On peut et trop aymer la vertu, et se porter excessiuement en vne action iuste, I, 344.
Voyla pourquoy quand on iuge d’vne action particuliere, il faut considerer plusieurs circonstances, et l’homme tout entier qui l’a produicte, auant la baptizer, II, 94.
L’estrangeté de nostre condition, porte que nous soyons souuent par le vice mesme poussez à bien faire; si le bien faire ne se iugeoit par la seule intention. Parquoy vn fait courageux ne doit pas conclurre vn homme vaillant: celuy qui le seroit bien à poinct, il le seroit tousiours, et à toutes occasions. Si c’estoit vne habitude de vertu, et non vne saillie, elle rendroit vn homme pareillement resolu à tous accidens: tel seul, qu’en compagnie: tel en camp clos, qu’en vne bataille: car quoy qu’on die, il n’y a pas autre vaillance sur le paué et autre au camp. Aussi courageusement porteroit il vne maladie en son lict, qu’vne blessure au camp: et ne craindroit non plus la mort en sa maison qu’en vn assaut. Nous ne verrions pas vn mesme homme, donner dans la bresche d’vne braue asseurance, et se tourmenter apres, comme vne femme, de la perte d’vn procez ou d’vn fils. Quand estant lasche à l’infamie, il est ferme à la pauureté: quand estant mol contre les rasoirs des barbiers, il se trouue roide contre les espées des aduersaires: l’action est loüable, non pas l’homme, I, 608.

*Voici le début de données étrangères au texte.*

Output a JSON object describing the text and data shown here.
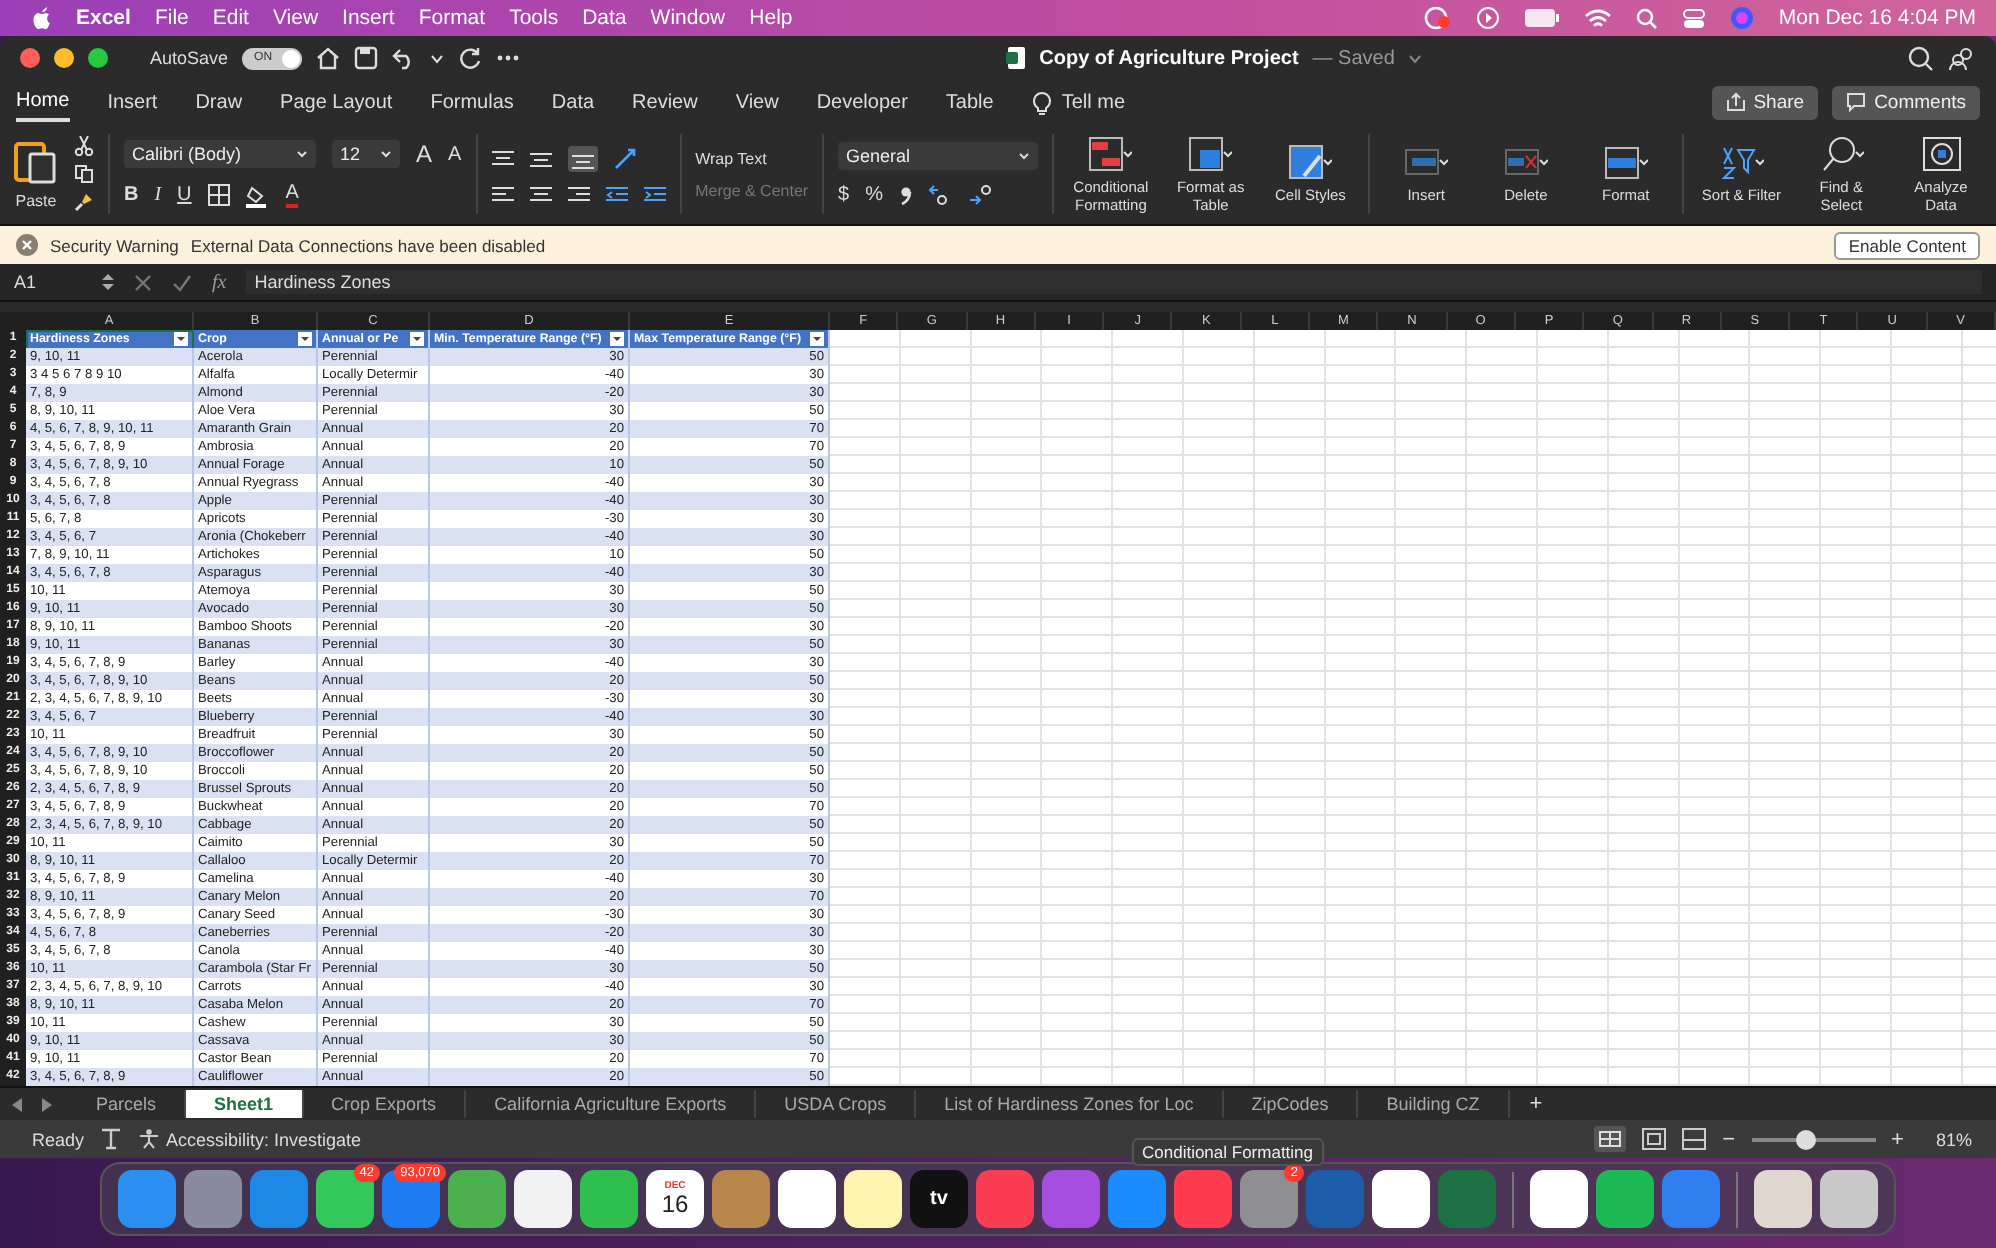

Nostre vertu mesme est fautiere et repentable, I, 680.
La vertu refuse la facilité pour compagne; cette aisée, douce, et panchante voie, par où se conduisent les pas reglez d’vne bonne inclination de nature, n’est pas celle de la vraye vertu. Elle demande vn chemin aspre et espineux, elle veut auoir des difficultez estrangeres à luicter, II, 88.
Nuls accidens ne font tourner le dos à la viue vertu: elle cherche les maux et la douleur, comme son aliment. Les menasses des tyrans, les gehennes, et les bourreaux, l’animent et la viuifient, I, 632.
Quoy qu’ils dient, en la vertu mesme, le dernier but de nostre visee, c’est la volupté: mot qui, signifiant quelque supreme plaisir, et excessif contentement, est mieux deu à l’assistance de la vertu, qu’à nulle autre assistance, I, 108.
Le prix et hauteur de la vraye vertu, est en la facilité, vtilité et plaisir de son exercice: si esloigné de difficulté, que les enfans y peuuent comme les hommes, les simples comme les subtilz. Le reglement c’est son vtil, non pas la force. C’est la mere nourrice des plaisirs humains. En les rendant iustes, elle les rend seurs et purs. Les moderant, elle les tient en haleine et en appetit. Retranchant ceux qu’elle refuse, elle nous aiguise enuers ceux qu’elle nous laisse: et nous laisse abondamment tous ceux que veut nature: et iusques à la satieté, sinon iusques à la lasseté; maternellement, I, 260.
Nous auons grand tort de dire, quand nous venons à la vertu, que les suittes et difficultez qui l’accablent, la rendent austere et inaccessible. Elles anoblissent, aiguisent, et rehaussent le plaisir diuin et parfaict, qu’elle nous moienne, et celuy là est certes bien indigne de son accointance, qui contrepoise son coust, à son fruict: il n’en cognoist ny les graces ny l’vsage, I, 108.
Ie voy que plusieurs vertus, comme la chasteté, sobrieté, et temperance, peuuent arriuer à nous, par deffaillance corporelle. La fermeté aux dangers, si fermeté il la faut appeller, le mespris de la mort, la patience aux infortunes, peut venir et se treuue souuent aux hommes, par faute de bien iuger de tels accidens, et ne les conceuoir tels qu’ils sont. La faute d’apprehension et la bestise, contrefont ainsi par fois les effects vertueux. Comme i’ay veu souuent aduenir, qu’on a loué des hommes, de ce, dequoy ils meritoyent du blasme, II, 92.